Crispy Lamb Pizza with Boursin and Chard

From Julie Van Rosendaal

2013 Jul/Aug

Pizza topped with crispy lamb and wilted kale is deliciously different – it’s a white pizza, meaning there’s no tomato sauce. Creamy Boursin makes a unique base that goes very well with the toppings. If you’re not a lamb fan, try swapping with fresh Italian sausage.



  • 1 c. lukewarm water
  • 1 pkg. (2 tsp.) active dry yeast
  • 1 t. sugar or honey
  • 2-1/2 – 3 cups flour – all purpose, whole wheat, or any combination of the two (I usually use about 2-3/4 cups)
  • 1 t. salt
  • 1 T. olive oil
  • olive oil, for cooking
  • 1/2 lb. (250 g) ground lamb
  • 2 garlic cloves, crushed
  • salt
  • 1 bunch chard
  • 1 package pepper or herb and garlic Boursin, or soft goat cheese
  • 3-4 c. grated mozzarella


In a large bowl, stir together the water, yeast and sugar; set aside for 5 minutes, until it’s foamy. Add 2-1/2 cups of the flour, salt and oil and stir until the dough comes together. On a lightly floured surface, knead the dough for about 8 minutes, until it’s smooth and elastic, adding a little more flour if it’s too sticky.

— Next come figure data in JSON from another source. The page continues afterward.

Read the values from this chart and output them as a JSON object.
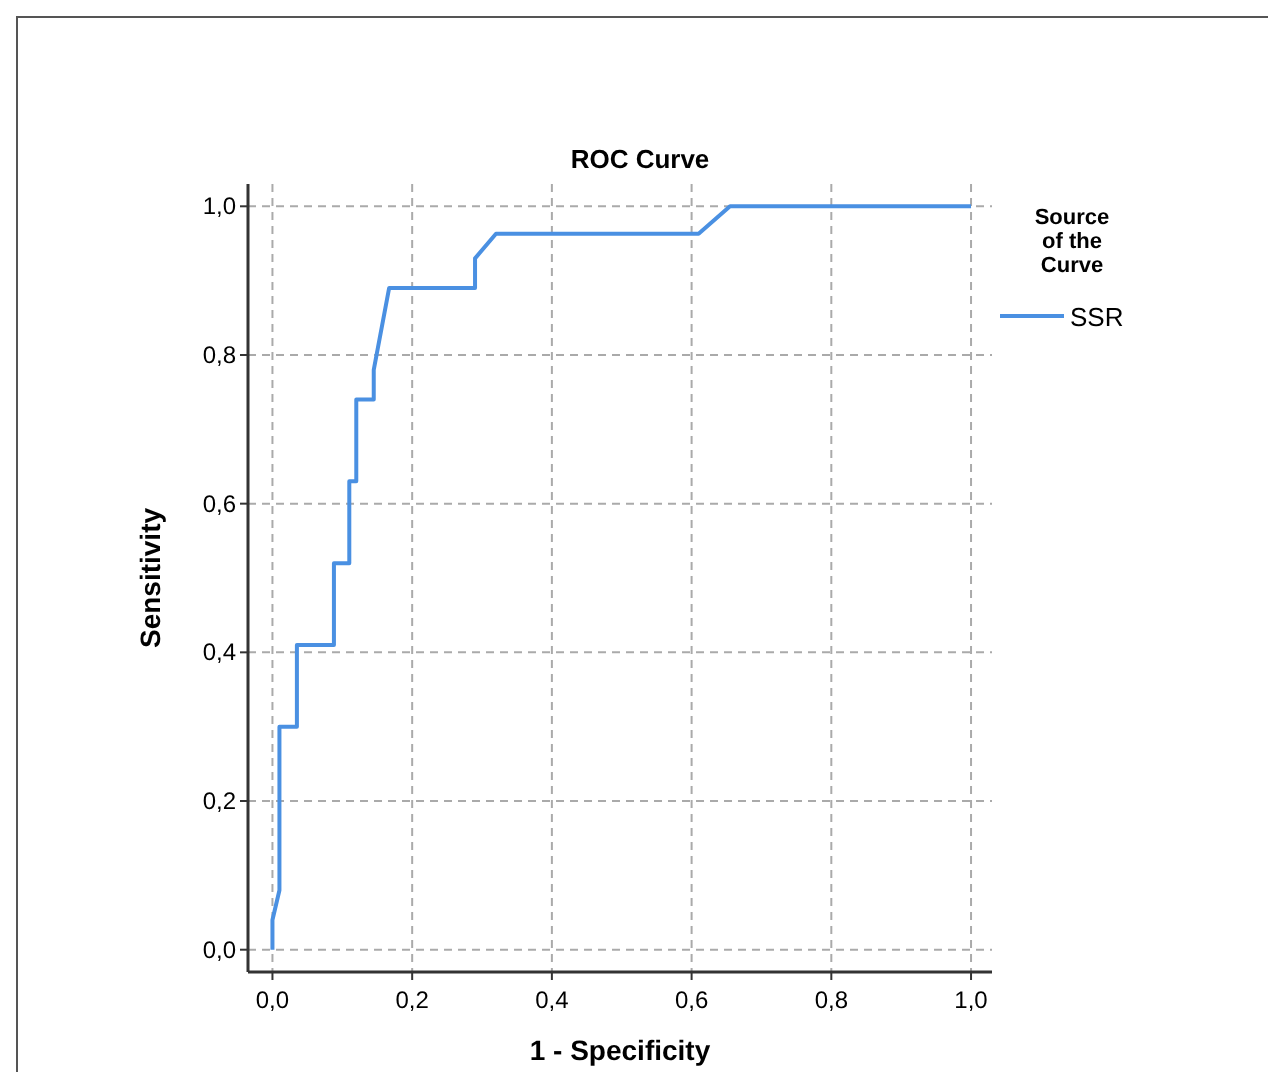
{
  "chart_data": {
    "type": "line",
    "title": "ROC Curve",
    "xlabel": "1 - Specificity",
    "ylabel": "Sensitivity",
    "legend_title": "Source of the Curve",
    "legend": "right",
    "grid": true,
    "line_style": "solid",
    "marker": "none",
    "xlim": [
      -0.035,
      1.03
    ],
    "ylim": [
      -0.03,
      1.03
    ],
    "xticks": [
      {
        "value": 0,
        "label": "0,0"
      },
      {
        "value": 0.2,
        "label": "0,2"
      },
      {
        "value": 0.4,
        "label": "0,4"
      },
      {
        "value": 0.6,
        "label": "0,6"
      },
      {
        "value": 0.8,
        "label": "0,8"
      },
      {
        "value": 1,
        "label": "1,0"
      }
    ],
    "yticks": [
      {
        "value": 0,
        "label": "0,0"
      },
      {
        "value": 0.2,
        "label": "0,2"
      },
      {
        "value": 0.4,
        "label": "0,4"
      },
      {
        "value": 0.6,
        "label": "0,6"
      },
      {
        "value": 0.8,
        "label": "0,8"
      },
      {
        "value": 1,
        "label": "1,0"
      }
    ],
    "series": [
      {
        "name": "SSR",
        "color": "#4a90e2",
        "x": [
          0,
          0,
          0.01,
          0.01,
          0.035,
          0.035,
          0.088,
          0.088,
          0.11,
          0.11,
          0.12,
          0.12,
          0.145,
          0.145,
          0.167,
          0.29,
          0.29,
          0.32,
          0.61,
          0.655,
          1
        ],
        "values": [
          0,
          0.04,
          0.08,
          0.3,
          0.3,
          0.41,
          0.41,
          0.52,
          0.52,
          0.63,
          0.63,
          0.74,
          0.74,
          0.78,
          0.89,
          0.89,
          0.93,
          0.963,
          0.963,
          1,
          1
        ]
      }
    ]
  }
}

Place the dough in an oiled bowl and turn to coat all over. Cover the bowl with a tea towel or plastic wrap and set aside in a warm place for an hour, until it doubles in bulk. Meanwhile, cook the lamb in a drizzle of oil in a heavy skillet set over medium-high heat until well cooked and starting to turn crispy. Add the garlic and sprinkle with salt during the last few minutes of cooking, then remove the lamb from the pan. Add another drizzle of oil to the skillet and cook the chard for a few minutes, until it wilts.

When ready to bake the pizza, preheat the oven to 450˚F. Divide the dough in half and roll or press each piece into a 10-inch circle on a heavy baking sheet sprinkled with flour or cornmeal.

Brush the dough with olive oil and crumble Boursin evenly overtop. Top with the cooked lamb and chard, sprinkle with mozzarella and bake for 20 minutes, or until golden. Makes 2 pizzas; serves 6.